Bikere, “nerede hareket, orada bereket”! Dolayısıyla, sahaya veya korta çıkan kişi her halükârda kazanır. Galip gelse de kazanır, mağlup olsa da kazanır. Her şeyden önce, spor yaptığı için kazanır… Çünkü sağlığı, spor yapmak kadar olumlu etkileyen, bağışıklığı, spor yapmak kadar güçlendiren başka bir etkinlik yoktur.
Sahaya çıkan kişi, sonuç mağlubiyet bile olsa, orada mücadele etmenin keyfini yaşar. Mücadele, insanı ruhen ve bedenen olgunlaştırır. Güçlendirir. İnsanın kendine güvenini yükseltir. Mücadele eden kişinin özgüveni ve özsaygısı artar. Spor ve sahadaki mücadele, insanın fizikî duruşunu daha dik hale getirdiği gibi, ruhen ve manevî olarak da dik duruş, ağırbaşlı bir duruş sağlar.
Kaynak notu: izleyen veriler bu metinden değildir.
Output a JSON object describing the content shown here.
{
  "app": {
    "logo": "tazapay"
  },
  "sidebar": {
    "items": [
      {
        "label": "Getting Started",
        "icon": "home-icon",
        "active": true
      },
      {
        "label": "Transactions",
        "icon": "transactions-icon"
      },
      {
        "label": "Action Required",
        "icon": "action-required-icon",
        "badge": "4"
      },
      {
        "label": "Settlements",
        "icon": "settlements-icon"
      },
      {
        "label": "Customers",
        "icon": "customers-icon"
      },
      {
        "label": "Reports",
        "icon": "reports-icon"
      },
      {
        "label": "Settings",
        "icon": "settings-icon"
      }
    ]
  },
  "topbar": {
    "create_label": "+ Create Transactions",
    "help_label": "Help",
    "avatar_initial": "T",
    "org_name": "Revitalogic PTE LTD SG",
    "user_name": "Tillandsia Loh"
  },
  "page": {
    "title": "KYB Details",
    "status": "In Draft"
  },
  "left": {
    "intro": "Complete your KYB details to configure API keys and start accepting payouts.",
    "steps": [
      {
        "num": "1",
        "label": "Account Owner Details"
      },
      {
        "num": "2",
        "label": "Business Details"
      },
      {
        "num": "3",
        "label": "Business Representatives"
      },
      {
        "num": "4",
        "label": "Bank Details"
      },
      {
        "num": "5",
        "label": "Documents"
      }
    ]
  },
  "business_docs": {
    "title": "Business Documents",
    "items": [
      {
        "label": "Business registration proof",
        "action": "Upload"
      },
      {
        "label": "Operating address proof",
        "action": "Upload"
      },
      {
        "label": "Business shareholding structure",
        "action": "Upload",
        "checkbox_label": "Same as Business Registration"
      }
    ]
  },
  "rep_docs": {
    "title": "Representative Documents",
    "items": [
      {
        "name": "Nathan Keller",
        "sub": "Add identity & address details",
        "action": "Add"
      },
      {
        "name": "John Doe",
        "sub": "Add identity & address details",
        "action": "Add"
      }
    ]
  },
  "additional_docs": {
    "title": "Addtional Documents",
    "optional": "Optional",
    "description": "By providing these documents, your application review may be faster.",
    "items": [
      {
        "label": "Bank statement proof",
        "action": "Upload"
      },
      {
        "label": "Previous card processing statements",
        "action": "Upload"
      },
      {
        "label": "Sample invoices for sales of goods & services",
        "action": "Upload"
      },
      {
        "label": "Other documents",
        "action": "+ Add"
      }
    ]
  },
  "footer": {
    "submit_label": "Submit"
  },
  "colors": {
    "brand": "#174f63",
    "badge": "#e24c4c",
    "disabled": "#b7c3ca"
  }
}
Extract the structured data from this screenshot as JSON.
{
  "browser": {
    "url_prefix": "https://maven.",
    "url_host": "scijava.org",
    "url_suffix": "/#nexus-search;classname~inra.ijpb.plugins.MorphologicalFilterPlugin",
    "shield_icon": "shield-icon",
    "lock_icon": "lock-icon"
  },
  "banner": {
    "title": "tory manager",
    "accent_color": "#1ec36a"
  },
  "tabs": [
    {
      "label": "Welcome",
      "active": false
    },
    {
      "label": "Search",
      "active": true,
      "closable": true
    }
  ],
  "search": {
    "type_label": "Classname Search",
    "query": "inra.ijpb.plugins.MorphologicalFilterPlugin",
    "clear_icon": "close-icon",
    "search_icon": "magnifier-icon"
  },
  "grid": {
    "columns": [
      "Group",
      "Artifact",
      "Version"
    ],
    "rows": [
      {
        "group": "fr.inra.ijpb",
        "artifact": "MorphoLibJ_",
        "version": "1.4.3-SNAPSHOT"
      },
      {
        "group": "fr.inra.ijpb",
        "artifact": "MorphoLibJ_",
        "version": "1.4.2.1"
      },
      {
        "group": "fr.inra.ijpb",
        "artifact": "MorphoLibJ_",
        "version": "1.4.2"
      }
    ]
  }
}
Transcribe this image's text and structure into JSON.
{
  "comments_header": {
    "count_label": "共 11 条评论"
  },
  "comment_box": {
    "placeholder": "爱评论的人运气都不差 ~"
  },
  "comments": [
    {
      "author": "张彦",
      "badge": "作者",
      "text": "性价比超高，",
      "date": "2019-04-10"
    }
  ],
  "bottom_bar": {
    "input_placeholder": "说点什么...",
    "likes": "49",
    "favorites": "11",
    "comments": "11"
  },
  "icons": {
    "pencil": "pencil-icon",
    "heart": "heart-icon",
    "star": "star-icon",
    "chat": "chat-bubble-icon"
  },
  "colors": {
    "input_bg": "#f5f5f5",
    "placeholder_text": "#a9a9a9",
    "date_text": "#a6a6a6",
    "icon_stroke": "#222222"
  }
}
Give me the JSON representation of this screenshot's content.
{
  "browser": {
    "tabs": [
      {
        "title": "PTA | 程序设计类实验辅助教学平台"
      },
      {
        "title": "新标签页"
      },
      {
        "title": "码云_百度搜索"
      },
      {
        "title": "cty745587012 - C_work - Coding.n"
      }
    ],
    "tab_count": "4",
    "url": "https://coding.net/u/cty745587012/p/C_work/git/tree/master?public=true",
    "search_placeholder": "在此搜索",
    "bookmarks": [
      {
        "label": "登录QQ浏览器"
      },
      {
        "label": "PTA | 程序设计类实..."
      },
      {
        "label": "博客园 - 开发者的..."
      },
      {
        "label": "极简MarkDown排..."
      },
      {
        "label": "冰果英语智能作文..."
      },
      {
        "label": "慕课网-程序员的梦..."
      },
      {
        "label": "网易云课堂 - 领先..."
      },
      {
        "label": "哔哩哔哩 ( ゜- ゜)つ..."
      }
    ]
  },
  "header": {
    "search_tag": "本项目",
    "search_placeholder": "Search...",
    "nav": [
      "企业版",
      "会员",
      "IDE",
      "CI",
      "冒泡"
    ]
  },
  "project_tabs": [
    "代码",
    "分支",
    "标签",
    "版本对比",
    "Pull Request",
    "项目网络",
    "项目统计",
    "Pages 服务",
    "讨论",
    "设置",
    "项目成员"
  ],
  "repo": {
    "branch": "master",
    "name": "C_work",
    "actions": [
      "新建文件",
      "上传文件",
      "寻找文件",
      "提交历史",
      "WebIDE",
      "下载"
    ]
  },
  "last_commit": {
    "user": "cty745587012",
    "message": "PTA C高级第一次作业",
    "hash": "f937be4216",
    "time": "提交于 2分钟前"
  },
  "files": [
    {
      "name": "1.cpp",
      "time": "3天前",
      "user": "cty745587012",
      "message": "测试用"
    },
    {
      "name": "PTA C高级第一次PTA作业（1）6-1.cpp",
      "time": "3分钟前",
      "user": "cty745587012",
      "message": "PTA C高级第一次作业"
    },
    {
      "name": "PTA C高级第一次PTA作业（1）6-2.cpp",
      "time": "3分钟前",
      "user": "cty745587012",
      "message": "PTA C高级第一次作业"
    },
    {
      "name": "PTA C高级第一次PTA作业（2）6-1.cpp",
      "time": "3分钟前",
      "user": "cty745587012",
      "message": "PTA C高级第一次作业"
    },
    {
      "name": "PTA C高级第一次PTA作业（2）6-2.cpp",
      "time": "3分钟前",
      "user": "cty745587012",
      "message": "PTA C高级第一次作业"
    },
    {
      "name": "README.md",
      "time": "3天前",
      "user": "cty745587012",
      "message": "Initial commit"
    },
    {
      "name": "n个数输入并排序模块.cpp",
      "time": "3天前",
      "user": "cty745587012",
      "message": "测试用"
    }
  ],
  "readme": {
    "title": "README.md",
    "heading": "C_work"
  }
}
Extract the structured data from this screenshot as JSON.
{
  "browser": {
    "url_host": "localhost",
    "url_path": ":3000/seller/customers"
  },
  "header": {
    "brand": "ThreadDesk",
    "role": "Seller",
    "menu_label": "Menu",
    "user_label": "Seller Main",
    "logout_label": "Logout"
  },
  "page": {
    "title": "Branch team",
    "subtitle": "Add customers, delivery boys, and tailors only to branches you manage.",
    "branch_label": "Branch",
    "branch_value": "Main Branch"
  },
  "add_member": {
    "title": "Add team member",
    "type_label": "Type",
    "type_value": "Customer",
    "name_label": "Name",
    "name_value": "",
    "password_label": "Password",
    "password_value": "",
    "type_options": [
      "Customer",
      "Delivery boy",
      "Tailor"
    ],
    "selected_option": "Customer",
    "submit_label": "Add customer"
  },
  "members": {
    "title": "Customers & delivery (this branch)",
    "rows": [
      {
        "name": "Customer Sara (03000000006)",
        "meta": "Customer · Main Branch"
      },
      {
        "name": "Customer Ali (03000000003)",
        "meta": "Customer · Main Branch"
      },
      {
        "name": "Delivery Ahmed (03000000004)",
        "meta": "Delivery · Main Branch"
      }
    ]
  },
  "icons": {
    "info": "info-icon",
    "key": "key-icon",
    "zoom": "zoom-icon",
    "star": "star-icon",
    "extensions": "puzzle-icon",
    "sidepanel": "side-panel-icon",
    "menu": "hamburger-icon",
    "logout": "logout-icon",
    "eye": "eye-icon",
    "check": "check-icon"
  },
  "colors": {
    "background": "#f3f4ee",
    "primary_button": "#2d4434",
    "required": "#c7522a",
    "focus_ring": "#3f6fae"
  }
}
Sahaya veya korta çıkmak, maç yapmak, aynı zamanda, sosyal bir etkinliktir. İnsanı sosyalleştirir. Sosyalleşme, diğer kişilerle etkileşim, insanın en önemli ihtiyaçlarından biridir. Emeklilikte, yaşlılıkta, iş ve ekonomik faaliyetlerin azaldığı, insanın, bibakıma, evine kapandığı dönemlerde, sosyalleşme daha hayatî bir ihtiyaç haline geliyor. Sahaya çıkmak, bu ihtiyacı büyük ölçüde giderir. Yaşlanmakta olan kişiye çok büyük bir moral verir. Neredeyse, yaşlanmayı durdurur.
Resmî maçlarda, profesyonel karşılaşmalarda, kazanan kadar olmasa da kaybeden takım veya sporcuya da hatırı sayılır ödemeler yapılıyor. Hatta çoğu zaman, çeyrek final, yarı final veya finalde mücadele edip de kaybedenlere, onları zengin edecek kadar büyük ödemeler söz konusu olabiliyor.
Daima aklımızda bulunsun: Sporda herkes kazanır. Kaybeden de kazanır. Hatta seyredenler de kazanır.
Spor, her zaman kazandırır.
Spor yapan hep kazanır. Sporda kaybetmek ayrıntıdır. Asıl olan, spor yapmaktır. Asıl olan, sahaya veya korta çıkmaktır. Çıkabilmektir.